Manufacturing Excellence

Our Quality Philosophy

At Lucid Pharmatech, quality is built into our products — not tested into them. This distinction is fundamental. We implement Quality by Design (QbD) principles, ensuring that quality considerations are embedded at every stage of product development and manufacturing, rather than being an afterthought at the end of production.

GMP-Aligned Manufacturing

All manufacturing operations at Lucid Pharmatech are aligned with Good Manufacturing Practice (GMP) guidelines. Our processes are designed to minimize risk, prevent contamination, and ensure batch-to-batch consistency across all product lines.

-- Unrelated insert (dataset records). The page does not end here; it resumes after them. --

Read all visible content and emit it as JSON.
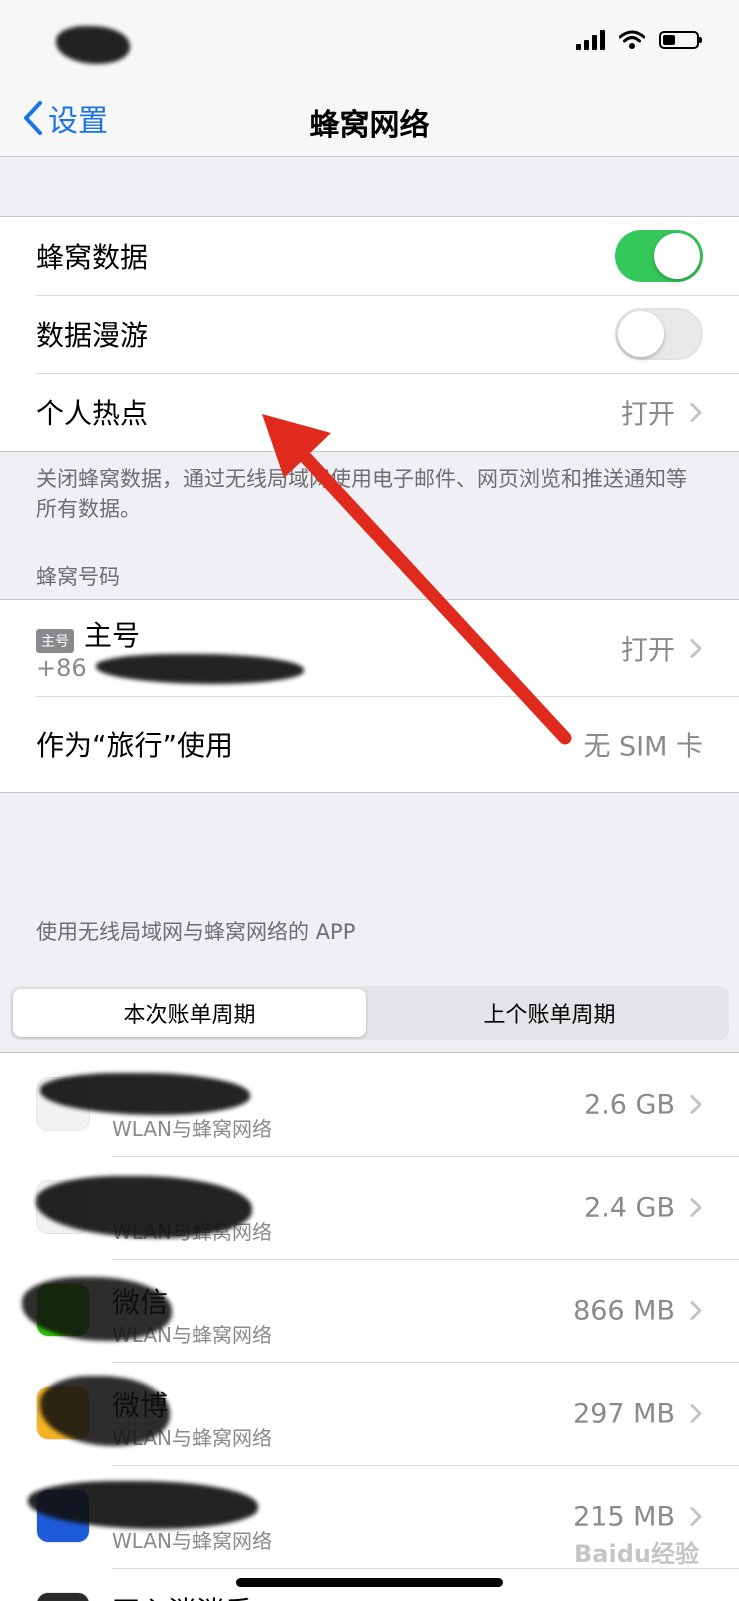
{
  "navbar": {
    "back_label": "设置",
    "title": "蜂窝网络"
  },
  "settings": {
    "cellular_data": {
      "label": "蜂窝数据",
      "on": true
    },
    "data_roaming": {
      "label": "数据漫游",
      "on": false
    },
    "hotspot": {
      "label": "个人热点",
      "value": "打开"
    }
  },
  "footnote": "关闭蜂窝数据，通过无线局域网使用电子邮件、网页浏览和推送通知等所有数据。",
  "cellular_numbers": {
    "header": "蜂窝号码",
    "primary": {
      "badge": "主号",
      "label": "主号",
      "number_prefix": "+86",
      "value": "打开"
    },
    "travel": {
      "label": "作为“旅行”使用",
      "value": "无 SIM 卡"
    }
  },
  "apps_section": {
    "header": "使用无线局域网与蜂窝网络的 APP",
    "segments": [
      "本次账单周期",
      "上个账单周期"
    ],
    "selected_segment": 0,
    "apps": [
      {
        "name": "",
        "sub": "WLAN与蜂窝网络",
        "usage": "2.6 GB"
      },
      {
        "name": "",
        "sub": "WLAN与蜂窝网络",
        "usage": "2.4 GB"
      },
      {
        "name": "微信",
        "sub": "WLAN与蜂窝网络",
        "usage": "866 MB"
      },
      {
        "name": "微博",
        "sub": "WLAN与蜂窝网络",
        "usage": "297 MB"
      },
      {
        "name": "",
        "sub": "WLAN与蜂窝网络",
        "usage": "215 MB"
      },
      {
        "name": "开心消消乐®",
        "sub": "",
        "usage": ""
      }
    ]
  },
  "watermark": "Baidu经验",
  "colors": {
    "accent": "#1a73e8",
    "toggle_on": "#34c759",
    "annotation_arrow": "#e02a1d"
  }
}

• Rigorous raw material qualification and testing
• Controlled manufacturing environments with environmental monitoring
• Comprehensive in-process controls and checkpoints
• Final product testing against established specifications
• Stability programs to validate product shelf life

Quality Control Systems

Our Quality Control function operates independently from manufacturing, ensuring objective evaluation of all products. We maintain comprehensive documentation, traceability records, and deviation management systems that enable us to identify, investigate, and resolve quality issues promptly and transparently.

Continuous Improvement

We are committed to ongoing improvement of our quality systems through regular internal audits, training programs, and adoption of evolving pharmaceutical best practices. Our quality team stays current with regulatory guidelines from major authorities including the CDSCO and internationally recognized standards.

Packaging Quality

Quality extends to our packaging. We ensure all primary and secondary packaging materials are qualified, tested, and compatible with our pharmaceutical formulations — protecting product integrity from manufacturing through to the patient.